Babies on Airplanes
Among the minor hells of modern life, sharing an aircraft with an infant ranks
up there with getting stuck in an elevator and I-5 on 4th
of July weekend. Air travel is claustrophobic enough under the best of
circumstances, what with the Tetris-like seating, the recirculated farts and
the endless infomercials. Add the uniquely unbearable squawks and cries of
a squalling baby, and you begin to envy the dead.
"There was a baby on the flight." No more need be said. Friends wince sympathetically
and shake their heads. Spied in airports, young families inspire fear and loathing not
on my flight, surely! Right behind me? You've got to be kidding. Here comes
the seat kicking ... oh, where is that Xanax?
Without question, these traveling circuses of misery inflict great discomfort
on those around them. And yet, who ever stops to consider the suffering the
families themselves endure? Rather than sympathy, it is scorn they attract,
resentment for the disturbance and contempt for their inability to control
the situation. Women a few years or decades past childrearing age cluck their
tongues with false sympathy and offer obvious suggestions they know won't work.
Others avert their eyes on the way to the bathroom, as if passing a leper or
a homeless person. Parents and child suffer alone together in their own little
nest of wretchedness.
Baby et al. have already had a long day by the time they start to ruin yours.
Arriving early to ensure proper seating (window seat, not an exit row) means
a long, restless wait in the stroller. A shoe bomber can get through security
more smoothly than an infant's entourage.

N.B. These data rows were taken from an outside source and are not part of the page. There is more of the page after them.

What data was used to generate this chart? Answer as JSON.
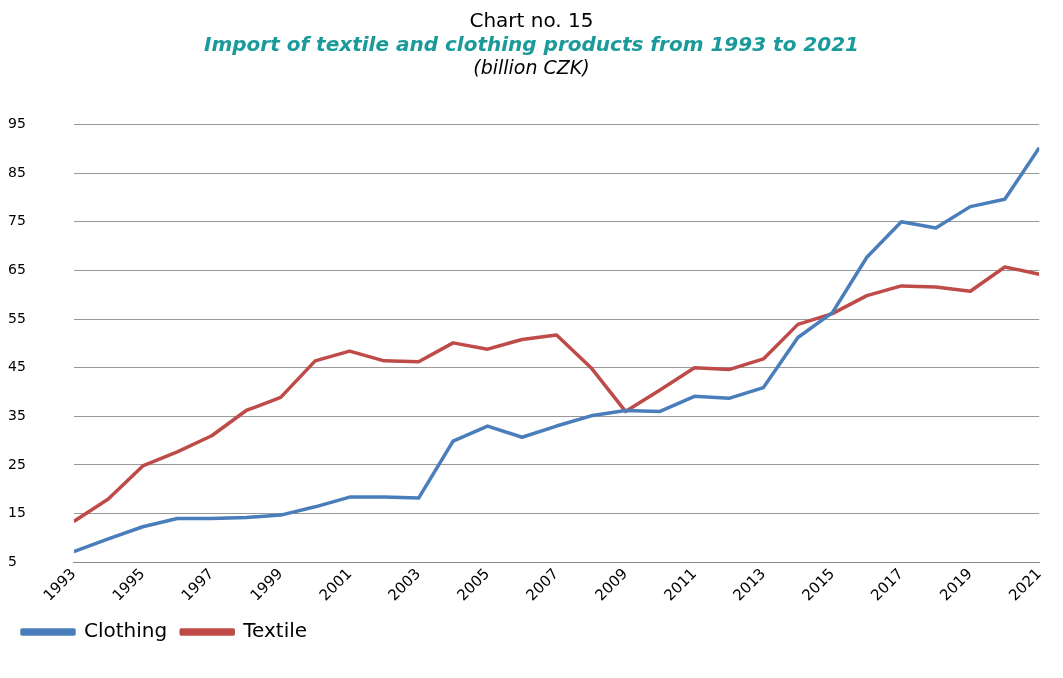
{
  "chart_data": {
    "type": "line",
    "title": "Chart no. 15",
    "subtitle": "Import of textile and clothing products from 1993 to 2021",
    "annotations": [
      "(billion CZK)"
    ],
    "x": [
      1993,
      1994,
      1995,
      1996,
      1997,
      1998,
      1999,
      2000,
      2001,
      2002,
      2003,
      2004,
      2005,
      2006,
      2007,
      2008,
      2009,
      2010,
      2011,
      2012,
      2013,
      2014,
      2015,
      2016,
      2017,
      2018,
      2019,
      2020,
      2021
    ],
    "series": [
      {
        "name": "Clothing",
        "color": "#4a7ebb",
        "values": [
          7.2,
          9.8,
          12.3,
          14,
          14,
          14.2,
          14.7,
          16.4,
          18.4,
          18.4,
          18.2,
          29.9,
          33,
          30.7,
          33,
          35.1,
          36.2,
          36,
          39.1,
          38.7,
          40.9,
          51.2,
          56.3,
          67.7,
          75,
          73.7,
          78.1,
          79.6,
          90.2
        ]
      },
      {
        "name": "Textile",
        "color": "#be4b48",
        "values": [
          13.4,
          18,
          24.8,
          27.7,
          31,
          36.2,
          38.9,
          46.4,
          48.4,
          46.4,
          46.2,
          50.1,
          48.8,
          50.8,
          51.7,
          45,
          36,
          40.4,
          45,
          44.6,
          46.8,
          53.9,
          56.1,
          59.8,
          61.8,
          61.6,
          60.7,
          65.7,
          64.2
        ]
      }
    ],
    "xlim": [
      1993,
      2021
    ],
    "xticks": [
      1993,
      1995,
      1997,
      1999,
      2001,
      2003,
      2005,
      2007,
      2009,
      2011,
      2013,
      2015,
      2017,
      2019,
      2021
    ],
    "ylim": [
      5,
      95
    ],
    "yticks": [
      5,
      15,
      25,
      35,
      45,
      55,
      65,
      75,
      85,
      95
    ],
    "grid": "y",
    "legend": "bottom left",
    "marker": "none",
    "line_style": "solid"
  }
}
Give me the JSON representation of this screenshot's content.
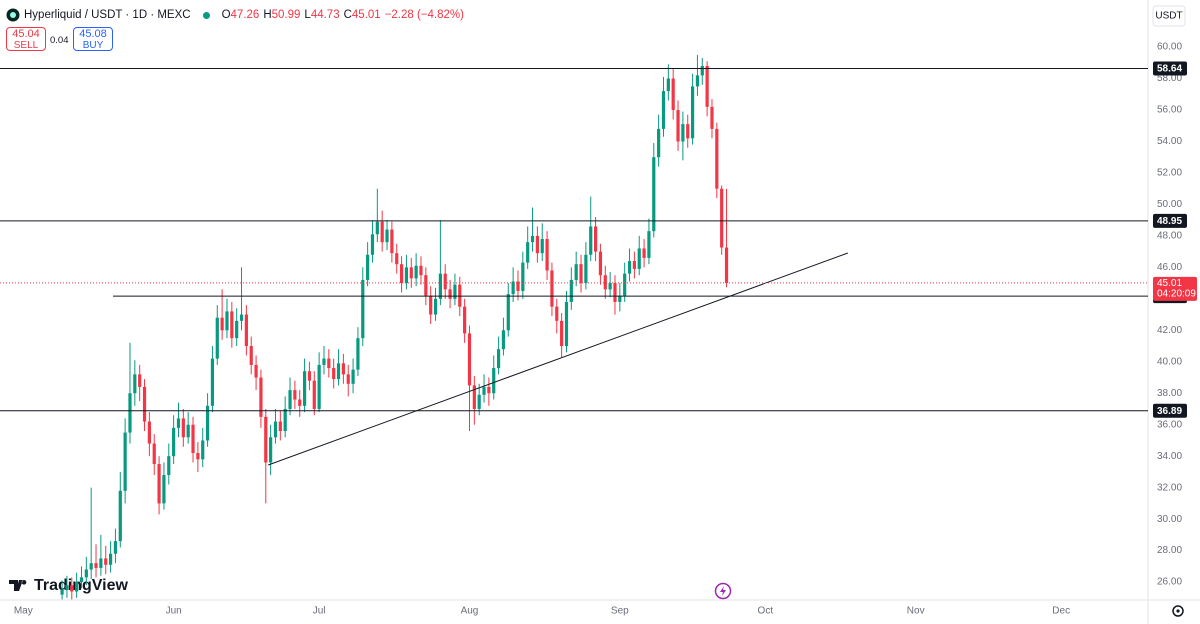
{
  "chart_data": {
    "type": "candlestick",
    "symbol": "Hyperliquid / USDT · 1D · MEXC",
    "ohlc_header": [
      {
        "key": "O",
        "value": "47.26"
      },
      {
        "key": "H",
        "value": "50.99"
      },
      {
        "key": "L",
        "value": "44.73"
      },
      {
        "key": "C",
        "value": "45.01"
      }
    ],
    "change": "−2.28 (−4.82%)",
    "sell": {
      "price": "45.04",
      "label": "SELL"
    },
    "buy": {
      "price": "45.08",
      "label": "BUY"
    },
    "spread": "0.04",
    "currency": "USDT",
    "brand": "TradingView",
    "up_color": "#089981",
    "down_color": "#f23645",
    "grid": false,
    "xlim": [
      -12.8,
      223.9
    ],
    "ylim": [
      24.86,
      62.99
    ],
    "xticks": [
      {
        "value": -8,
        "label": "May"
      },
      {
        "value": 23,
        "label": "Jun"
      },
      {
        "value": 53,
        "label": "Jul"
      },
      {
        "value": 84,
        "label": "Aug"
      },
      {
        "value": 115,
        "label": "Sep"
      },
      {
        "value": 145,
        "label": "Oct"
      },
      {
        "value": 176,
        "label": "Nov"
      },
      {
        "value": 206,
        "label": "Dec"
      }
    ],
    "yticks": [
      {
        "value": 26,
        "label": "26.00"
      },
      {
        "value": 28,
        "label": "28.00"
      },
      {
        "value": 30,
        "label": "30.00"
      },
      {
        "value": 32,
        "label": "32.00"
      },
      {
        "value": 34,
        "label": "34.00"
      },
      {
        "value": 36,
        "label": "36.00"
      },
      {
        "value": 38,
        "label": "38.00"
      },
      {
        "value": 40,
        "label": "40.00"
      },
      {
        "value": 42,
        "label": "42.00"
      },
      {
        "value": 44,
        "label": "44.00"
      },
      {
        "value": 46,
        "label": "46.00"
      },
      {
        "value": 48,
        "label": "48.00"
      },
      {
        "value": 50,
        "label": "50.00"
      },
      {
        "value": 52,
        "label": "52.00"
      },
      {
        "value": 54,
        "label": "54.00"
      },
      {
        "value": 56,
        "label": "56.00"
      },
      {
        "value": 58,
        "label": "58.00"
      },
      {
        "value": 60,
        "label": "60.00"
      }
    ],
    "levels": [
      58.64,
      48.95,
      44.17,
      36.89
    ],
    "trendline": {
      "x": [
        42.5,
        162
      ],
      "y": [
        33.44,
        46.91
      ]
    },
    "last_price": 45.01,
    "countdown": "04:20:09",
    "open": [
      25.2,
      25.5,
      25.8,
      25.4,
      26.0,
      26.3,
      26.8,
      27.2,
      26.9,
      27.5,
      27.1,
      27.8,
      28.6,
      31.8,
      35.5,
      38.0,
      39.2,
      38.4,
      36.2,
      34.8,
      33.5,
      31.0,
      32.8,
      34.0,
      35.8,
      36.4,
      35.2,
      36.0,
      34.2,
      33.8,
      35.0,
      37.2,
      40.2,
      42.8,
      42.0,
      43.2,
      41.5,
      42.6,
      43.0,
      41.0,
      39.8,
      39.0,
      36.5,
      33.6,
      35.2,
      36.2,
      35.6,
      37.0,
      38.2,
      37.6,
      37.2,
      39.4,
      38.8,
      37.0,
      39.8,
      40.2,
      39.6,
      38.9,
      39.9,
      39.2,
      38.6,
      39.5,
      41.5,
      45.2,
      46.8,
      48.1,
      48.9,
      47.6,
      48.4,
      46.9,
      46.2,
      45.0,
      46.0,
      45.3,
      46.1,
      45.5,
      44.2,
      43.0,
      44.0,
      45.6,
      44.6,
      44.0,
      44.9,
      43.5,
      41.8,
      38.5,
      37.0,
      37.9,
      38.4,
      38.0,
      39.6,
      40.8,
      42.0,
      44.3,
      45.1,
      44.5,
      46.3,
      47.6,
      48.0,
      46.9,
      47.8,
      45.8,
      43.5,
      42.6,
      41.0,
      43.8,
      45.2,
      46.2,
      45.0,
      46.8,
      48.6,
      47.0,
      45.5,
      44.6,
      45.0,
      43.8,
      44.2,
      45.6,
      46.4,
      45.9,
      47.2,
      46.6,
      48.3,
      53.0,
      54.8,
      57.2,
      58.0,
      56.0,
      54.0,
      55.1,
      54.2,
      57.5,
      58.2,
      58.8,
      56.2,
      54.8,
      51.0,
      47.26
    ],
    "high": [
      26.1,
      26.4,
      26.3,
      26.6,
      27.0,
      27.6,
      32.0,
      28.4,
      29.0,
      28.3,
      28.6,
      29.4,
      33.0,
      36.4,
      41.2,
      40.1,
      39.8,
      38.9,
      36.8,
      35.4,
      34.0,
      33.6,
      34.8,
      36.6,
      37.4,
      37.0,
      36.8,
      36.5,
      34.9,
      35.8,
      38.0,
      41.0,
      43.6,
      44.6,
      44.0,
      43.8,
      43.4,
      46.0,
      43.6,
      41.6,
      40.4,
      39.5,
      37.0,
      36.0,
      37.0,
      36.9,
      37.8,
      39.0,
      38.8,
      38.2,
      40.2,
      40.0,
      39.4,
      40.6,
      41.0,
      40.8,
      40.2,
      40.8,
      40.5,
      39.8,
      40.2,
      42.2,
      46.0,
      47.6,
      49.0,
      51.0,
      49.6,
      49.0,
      48.9,
      47.5,
      46.7,
      46.8,
      46.6,
      46.9,
      46.7,
      46.0,
      44.8,
      44.7,
      49.0,
      46.2,
      45.2,
      45.6,
      45.4,
      44.0,
      42.3,
      39.1,
      38.6,
      39.2,
      39.0,
      40.4,
      41.6,
      42.8,
      45.0,
      46.0,
      45.8,
      47.0,
      48.6,
      49.8,
      48.6,
      48.8,
      48.3,
      46.3,
      44.0,
      43.1,
      44.5,
      46.0,
      47.0,
      46.8,
      47.6,
      50.5,
      49.2,
      47.5,
      46.1,
      45.7,
      45.5,
      45.0,
      46.3,
      47.2,
      47.0,
      48.0,
      47.8,
      49.1,
      53.9,
      55.7,
      58.1,
      58.9,
      58.6,
      56.6,
      55.9,
      55.7,
      58.3,
      59.5,
      59.3,
      59.1,
      56.7,
      55.2,
      51.2,
      50.99
    ],
    "low": [
      24.9,
      25.0,
      24.9,
      25.0,
      25.6,
      25.8,
      26.2,
      26.3,
      26.4,
      26.5,
      26.6,
      27.2,
      28.2,
      31.0,
      34.8,
      37.2,
      37.5,
      35.6,
      34.0,
      32.8,
      30.3,
      30.6,
      32.2,
      33.5,
      35.2,
      34.6,
      34.8,
      33.6,
      33.0,
      33.3,
      34.6,
      36.8,
      39.8,
      41.4,
      41.5,
      40.9,
      41.0,
      42.0,
      40.4,
      39.2,
      38.2,
      35.8,
      31.0,
      32.8,
      34.8,
      35.0,
      35.2,
      36.6,
      37.0,
      36.5,
      36.8,
      38.2,
      36.6,
      36.8,
      39.2,
      39.0,
      38.3,
      38.5,
      38.6,
      37.8,
      38.0,
      39.1,
      41.0,
      44.8,
      46.3,
      47.6,
      47.0,
      47.1,
      46.3,
      45.6,
      44.4,
      44.6,
      44.7,
      44.8,
      44.9,
      43.6,
      42.4,
      42.6,
      43.6,
      44.0,
      43.4,
      43.6,
      42.9,
      41.2,
      35.6,
      36.0,
      36.6,
      37.4,
      37.2,
      37.6,
      39.2,
      40.4,
      41.6,
      43.8,
      43.9,
      44.0,
      45.9,
      47.0,
      46.3,
      46.4,
      45.2,
      42.9,
      41.8,
      40.3,
      40.6,
      43.3,
      44.8,
      44.4,
      44.6,
      46.4,
      46.4,
      44.9,
      44.0,
      44.1,
      43.0,
      43.2,
      43.8,
      45.1,
      45.3,
      45.5,
      46.0,
      46.2,
      47.9,
      52.4,
      54.3,
      56.6,
      55.4,
      53.4,
      52.8,
      53.6,
      53.8,
      56.9,
      57.6,
      55.6,
      54.2,
      50.4,
      46.8,
      44.73
    ],
    "close": [
      25.5,
      25.8,
      25.4,
      26.0,
      26.3,
      26.8,
      27.2,
      26.9,
      27.5,
      27.1,
      27.8,
      28.6,
      31.8,
      35.5,
      38.0,
      39.2,
      38.4,
      36.2,
      34.8,
      33.5,
      31.0,
      32.8,
      34.0,
      35.8,
      36.4,
      35.2,
      36.0,
      34.2,
      33.8,
      35.0,
      37.2,
      40.2,
      42.8,
      42.0,
      43.2,
      41.5,
      42.6,
      43.0,
      41.0,
      39.8,
      39.0,
      36.5,
      33.6,
      35.2,
      36.2,
      35.6,
      37.0,
      38.2,
      37.6,
      37.2,
      39.4,
      38.8,
      37.0,
      39.8,
      40.2,
      39.6,
      38.9,
      39.9,
      39.2,
      38.6,
      39.5,
      41.5,
      45.2,
      46.8,
      48.1,
      48.9,
      47.6,
      48.4,
      46.9,
      46.2,
      45.0,
      46.0,
      45.3,
      46.1,
      45.5,
      44.2,
      43.0,
      44.0,
      45.6,
      44.6,
      44.0,
      44.9,
      43.5,
      41.8,
      38.5,
      37.0,
      37.9,
      38.4,
      38.0,
      39.6,
      40.8,
      42.0,
      44.3,
      45.1,
      44.5,
      46.3,
      47.6,
      48.0,
      46.9,
      47.8,
      45.8,
      43.5,
      42.6,
      41.0,
      43.8,
      45.2,
      46.2,
      45.0,
      46.8,
      48.6,
      47.0,
      45.5,
      44.6,
      45.0,
      43.8,
      44.2,
      45.6,
      46.4,
      45.9,
      47.2,
      46.6,
      48.3,
      53.0,
      54.8,
      57.2,
      58.0,
      56.0,
      54.0,
      55.1,
      54.2,
      57.5,
      58.2,
      58.8,
      56.2,
      54.8,
      51.0,
      47.26,
      45.01
    ]
  }
}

Belt, shoes and computers are only
the beginning; the little terrorist must be carried through the Portal of Judgment
in his mother's arms, his conveyance stripped, folded and scanned for WMDs.
Car seat, diaper bag, cooler bag, in one end and out the other OK, unfold that stroller and saddle him up, hurry up now, they're stacking up behind you, no time to tie your shoes or buckle your belt.
Food and booby must be withheld until takeoff, when swallowing will be desperately
needed for ear relief. Finally, the parents give up and let the child crawl
bare-handed where shoes of all nations have been tracking a UN of dog poop
residue all morning. Pre-boarding is a nice gesture but that comes after
first and business, if you don't mind. They've paid handsomely for the privilege
of watching you wrestle that car seat down the aisle.
For normal people, packing an in-flight bag is an exercise in optimism. A
big, fat novel that won't ever run out. A laptop for long stretches of uninterrupted
work. A favorite candy bar OK, two. A newsstand magazine that your
home subscriptions will never know about. And oh, the mp3s....
Parents are spared the trouble of packing novels or computers, but these savings
are more than offset by the armamentaria of infant support. Food, bottle, diapers,
wipes, board books five for a trunk flight, 10 for cross-country toys
both plush and noise-making. Two spare outfits: one each for throw-up and blowout.
The latter will be changed on the galley floor, the restrooms being occupied
and too small, while the cabin crew eat their dinners and watch from the jump
seat.
Benadryl, a mild sedative, is an option for people with no ethical qualms
about drugging their children. Why not? They'll all be on downers by junior
high anyway. Those who find the practice reprehensible change their tune by
the third hour or so, scouring the rows from stem to stern for a fix from a
better-prepared parent.
Some poor parents fall for the short-term solution of ejecting the in-flight
phone or demonstrating the light switch, not realizing they've doomed themselves
to untold hours of do-it-again. There will be no meditation on this flight,
no reading, not even the uninterrupted enjoyment of an unseen Hollywood potboiler,
just one more time through "Bob's
Busy Hammer." Forget about in-flight
yoga; try walking up and down the aisle holding little hands down in front
until your lower back screams louder than the most colicky baby. Later, a shoulder
will be wrenched in the under-seat pursuit of a fugitive sippy cup.
By one hour out, nerves are clearly sagging. Nattering is overheard over
the seatbacks, hushing, a hiss of "Shut-the-fuck-up." A flight attendant who
pipes up during a hard-won nap gets a cold stare in return from a parent who
only wants a moment's rest, and perhaps a cup of hemlock. Underfoot swirls
a sea of discarded clothing and food wrappers, milk-soaked napkins, shuffled
books, shredded magazines, diapers changed at the seat, already-lost socks.
There is no joy like the release of leaving an airplane after a miserable flight. Grounded, the spirit soars, the day or evening bright ahead. Except, that is, for the ones who end up with the baby, waiting in the jetway for the gate-checked stroller while Mr. Happy-crazy-fussy-crying fights for his freedom. Their reward will be jet lag and interrupted sleep for days to come, and the shame of having failed as both parents and members of the community.
Spare a kind thought for the traveling infant, and those who accompany her. They mean none of the offense that they cause, and they carry a special burden: allowing anyone suffering through a travel day from hell to see somebody else having an even worse time.